As residential college deans told first years for the first time a few weeks ago, most Yale students take between 4 and 5.5 credits each semester. Flipping between four- and five-course semesters allows students to complete Yale College’s 36-credit requirement comfortably by the end of their senior year. Ambitious students wanting to take six credits require special approval from the dean.

The norms and rules are fairly clear. Still, my CourseTable, on the days before move in, had 19 courses on it. And scrolling through the profiles of my Facebook friends, I noticed that worksheets with 40 or 50 courses were not uncommon. Students, trying to satisfy diverse academic passions or meet distributional requirements, looked across disciplines to consider any and all courses that vaguely piqued their interests, aligning several backups in case they fail to get into their top-choice seminars.

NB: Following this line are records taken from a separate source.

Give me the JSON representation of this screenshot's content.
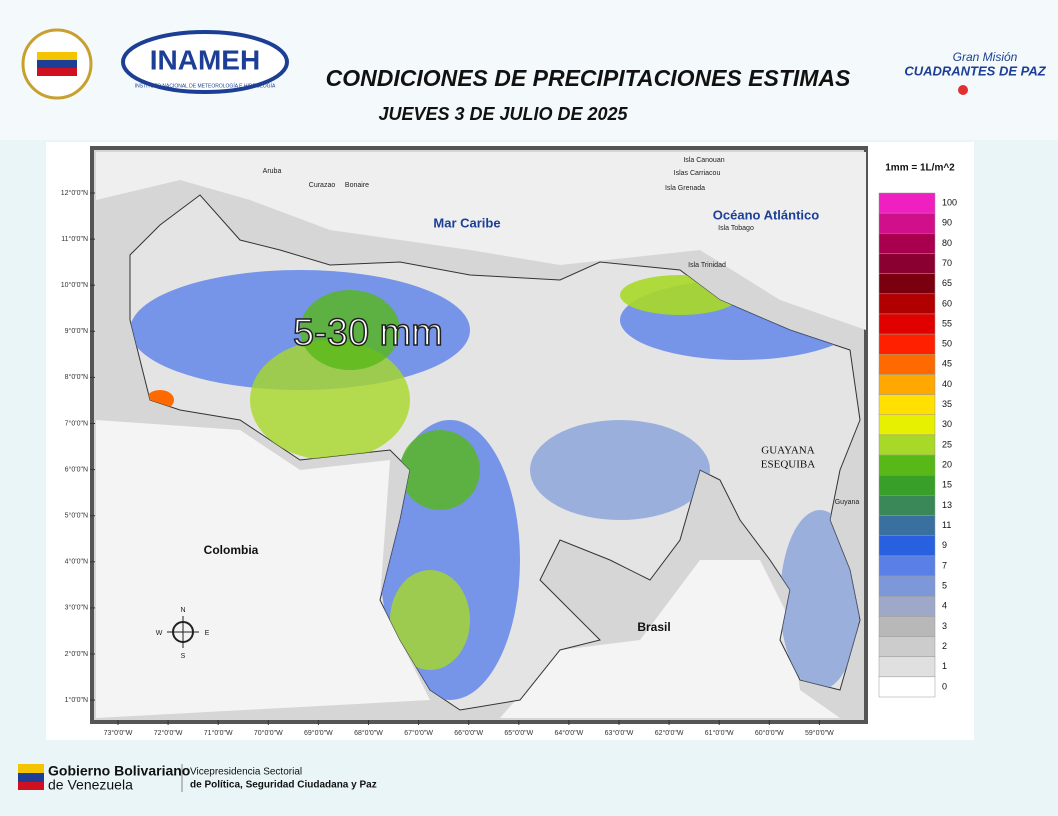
{
  "header": {
    "title": "CONDICIONES DE PRECIPITACIONES ESTIMAS",
    "subtitle": "JUEVES 3 DE JULIO DE 2025",
    "logo_left": "INAMEH",
    "logo_left_caption": "INSTITUTO NACIONAL DE METEOROLOGÍA E HIDROLOGÍA",
    "logo_right_top": "Gran Misión",
    "logo_right_bottom": "CUADRANTES DE PAZ"
  },
  "map": {
    "highlight": "5-30 mm",
    "labels": {
      "sea": "Mar Caribe",
      "ocean": "Océano Atlántico",
      "colombia": "Colombia",
      "brasil": "Brasil",
      "guayana1": "GUAYANA",
      "guayana2": "ESEQUIBA",
      "guyana": "Guyana",
      "aruba": "Aruba",
      "curazao": "Curazao",
      "bonaire": "Bonaire",
      "canouan": "Isla Canouan",
      "carriacou": "Islas Carriacou",
      "grenada": "Isla Grenada",
      "tobago": "Isla Tobago",
      "trinidad": "Isla Trinidad"
    },
    "compass": {
      "n": "N",
      "s": "S",
      "e": "E",
      "w": "W"
    },
    "lat_ticks": [
      "12°0'0\"N",
      "11°0'0\"N",
      "10°0'0\"N",
      "9°0'0\"N",
      "8°0'0\"N",
      "7°0'0\"N",
      "6°0'0\"N",
      "5°0'0\"N",
      "4°0'0\"N",
      "3°0'0\"N",
      "2°0'0\"N",
      "1°0'0\"N"
    ],
    "lon_ticks": [
      "73°0'0\"W",
      "72°0'0\"W",
      "71°0'0\"W",
      "70°0'0\"W",
      "69°0'0\"W",
      "68°0'0\"W",
      "67°0'0\"W",
      "66°0'0\"W",
      "65°0'0\"W",
      "64°0'0\"W",
      "63°0'0\"W",
      "62°0'0\"W",
      "61°0'0\"W",
      "60°0'0\"W",
      "59°0'0\"W"
    ]
  },
  "legend": {
    "title": "1mm = 1L/m^2",
    "items": [
      {
        "label": 100,
        "color": "#f020c0"
      },
      {
        "label": 90,
        "color": "#d0108a"
      },
      {
        "label": 80,
        "color": "#a8004f"
      },
      {
        "label": 70,
        "color": "#8a0030"
      },
      {
        "label": 65,
        "color": "#7a0010"
      },
      {
        "label": 60,
        "color": "#b00000"
      },
      {
        "label": 55,
        "color": "#e00000"
      },
      {
        "label": 50,
        "color": "#ff2000"
      },
      {
        "label": 45,
        "color": "#ff6a00"
      },
      {
        "label": 40,
        "color": "#ffa800"
      },
      {
        "label": 35,
        "color": "#ffe000"
      },
      {
        "label": 30,
        "color": "#e6f000"
      },
      {
        "label": 25,
        "color": "#a8d828"
      },
      {
        "label": 20,
        "color": "#58b818"
      },
      {
        "label": 15,
        "color": "#38a028"
      },
      {
        "label": 13,
        "color": "#3a8858"
      },
      {
        "label": 11,
        "color": "#3a70a0"
      },
      {
        "label": 9,
        "color": "#2860e0"
      },
      {
        "label": 7,
        "color": "#5a80e8"
      },
      {
        "label": 5,
        "color": "#7c98d8"
      },
      {
        "label": 4,
        "color": "#9ea8c8"
      },
      {
        "label": 3,
        "color": "#b8b8b8"
      },
      {
        "label": 2,
        "color": "#cccccc"
      },
      {
        "label": 1,
        "color": "#e0e0e0"
      },
      {
        "label": 0,
        "color": "#ffffff"
      }
    ]
  },
  "footer": {
    "gov1": "Gobierno Bolivariano",
    "gov2": "de Venezuela",
    "vice1": "Vicepresidencia Sectorial",
    "vice2": "de Política, Seguridad Ciudadana y Paz"
  }
}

Welcome to shopping period: When credit rules becomes temporarily irrelevant, student uncertainty about possible academic tracks reaches an uncomfortable peak and all hell breaks loose on GCal as students attempt to shop anywhere between three and 15 classes a day.

Naturally, Yale students are interdisciplinary creatures. Not only is having multiple interests exciting, but we were also taught that it could potentially strengthen our college, graduate school and job applications, that it would add value to our increasingly-important “personal brand.” As a political science major with an interest in dance, shopping “Dance and Popular Black Culture” was initially an exciting prospect for me. But shopping became more stressful when classes like “Introduction to Writing Poetry” required a competitive application from which few very exceptionally talented poets emerged successful. It was worse when “Introduction to Graphic Design” required students to purchase brand new supplies for an art project required for an application to the class, and even worse when “American Musical Theater History” only accepted students who sent emails demonstrating interest before shopping period even began.

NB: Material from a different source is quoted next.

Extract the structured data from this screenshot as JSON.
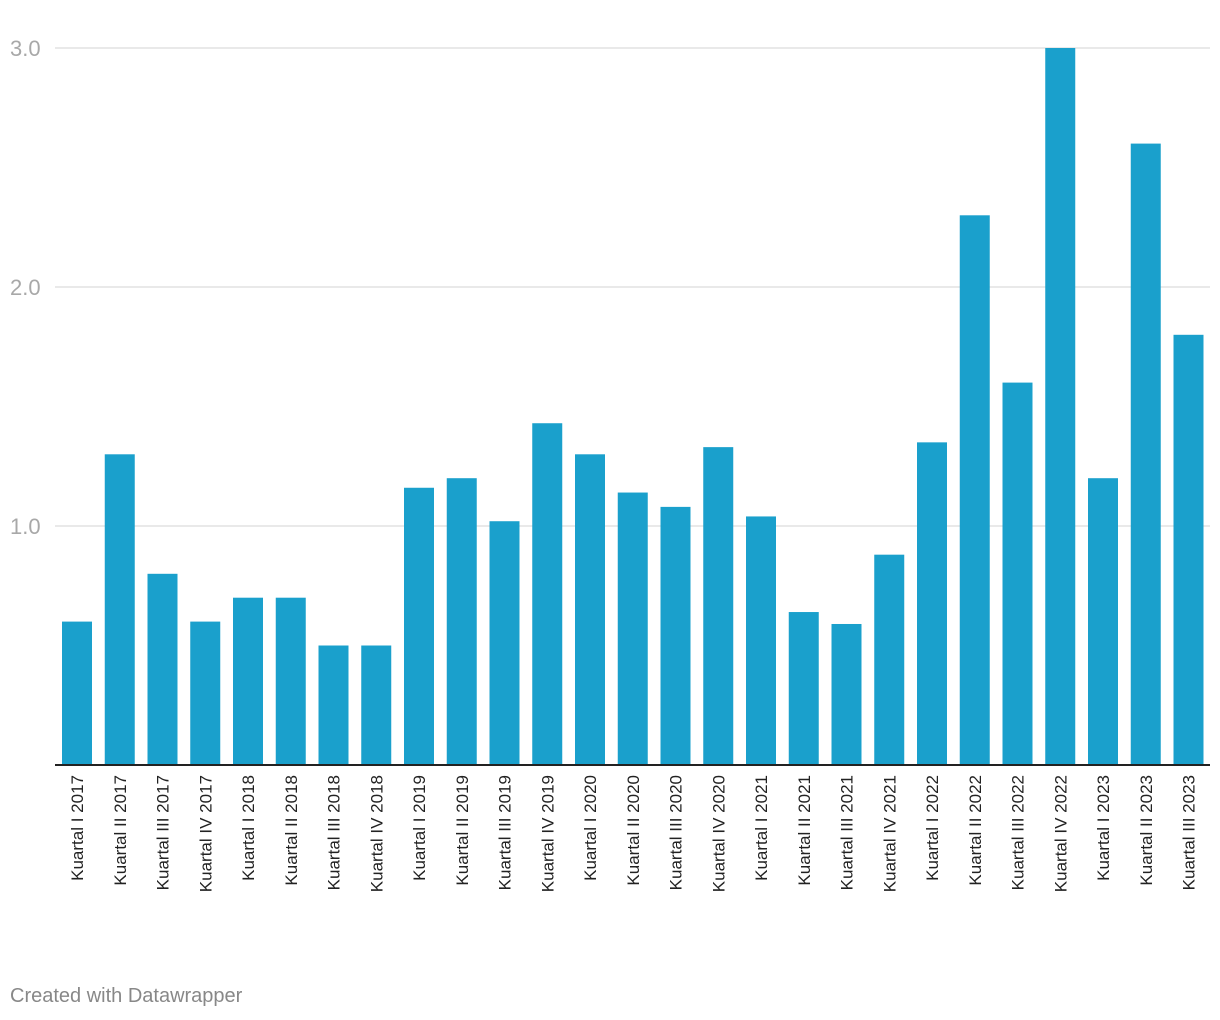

Over time, shopping period has become a battle to squeeze past the increasingly narrow entry point for courses that are supposedly “introductory” or teach subjects of interest that aren’t the entire focal point of a student’s academic career. Seminar “recruiting” is an increasingly relevant aspect of shopping period as one’s Yale career progresses, in which global affairs professors receive enthusiastic multiparagraph emails from students detailing relevant background and accomplishments in hopes of winning one of the few spots for over 70 shoppers. For writing classes, students are often forced to describe traumatic experiences that win them capital in the application process. During shopping period, it seems some of us spent as much time shopping as we did networking and applying just to enter classes.

Application processes give some students structural advantages over others: This is a hot-button issue in national media surrounding college admissions and the job market. How did coursework — what we take to expose us to new interests and prepare us for future admissions and recruiting processes — co-opt its own version of competitive and exclusive application procedures? How did shopping period become a contest of resume-touting that privileges students with particular backgrounds and successes?

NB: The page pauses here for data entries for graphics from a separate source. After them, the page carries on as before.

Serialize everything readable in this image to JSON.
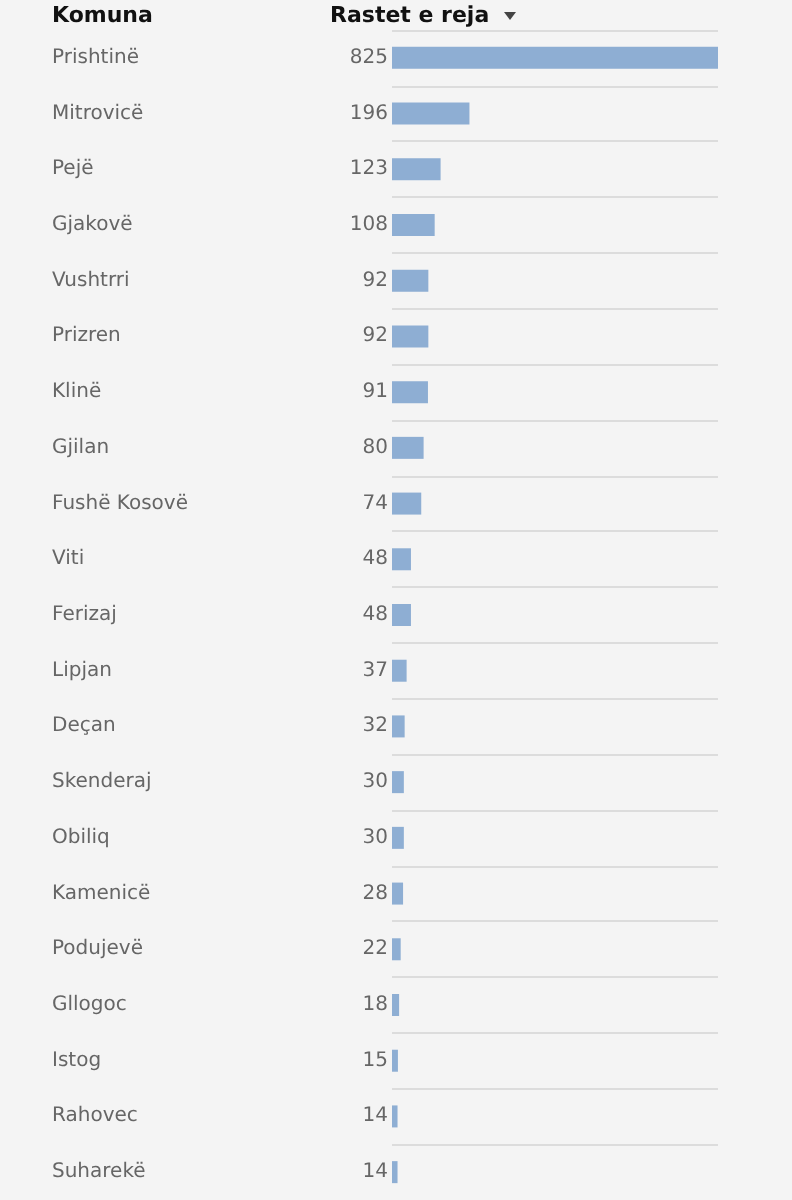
{
  "chart_data": {
    "type": "bar",
    "orientation": "horizontal",
    "ylabel": "Komuna",
    "xlabel": "Rastet e reja",
    "categories": [
      "Prishtinë",
      "Mitrovicë",
      "Pejë",
      "Gjakovë",
      "Vushtrri",
      "Prizren",
      "Klinë",
      "Gjilan",
      "Fushë Kosovë",
      "Viti",
      "Ferizaj",
      "Lipjan",
      "Deçan",
      "Skenderaj",
      "Obiliq",
      "Kamenicë",
      "Podujevë",
      "Gllogoc",
      "Istog",
      "Rahovec",
      "Suharekë"
    ],
    "values": [
      825,
      196,
      123,
      108,
      92,
      92,
      91,
      80,
      74,
      48,
      48,
      37,
      32,
      30,
      30,
      28,
      22,
      18,
      15,
      14,
      14
    ],
    "color": "#8eaed3",
    "data_labels": true,
    "grid": "y"
  }
}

Don’t get me wrong — the students who are uniquely talented and experienced with a certain subject will do very well in the relevant seminars to which they applied. The fault does not lie with the impressive students who apply, but it does with the lack of inclusiveness in seminars and introductory courses for a wide variety of academic disciplines at Yale.

As a result, shopping period has become, for many students, a time of realization that many introductory classes or interesting subjects are absolutely inaccessible. Not all classes should not be applicationless, but hiring more professors, creating a few more sections and  thinking of other, more effective solutions to ensure that the approximately 5,500 Yale undergraduates can study what interests them is something that Yale administrators and faculty members should be taking on, especially given the recent increase in undergraduate class size. Such work is necessary in preparing students for an increasingly specialized but simultaneously brand-oriented and analysis-focused job market. It is fundamental to the provision of the liberal arts education that Yale prides itself on offering.

I personally do not take issue with the concept of shopping period itself; I think it allows students, in theory, to make choices about courses after seeing them firsthand. But in practice, oversubscribed classes turn shopping period into an opportunity for instructors to seek diverse and distressing methods of evaluating a student’s suitability to the course before exams or paper deadlines even near. So, to my fellow Yalies, cherish the seminars and introductory classes you’ve successfully entered — you never know what chaos next semester’s shopping period will bring.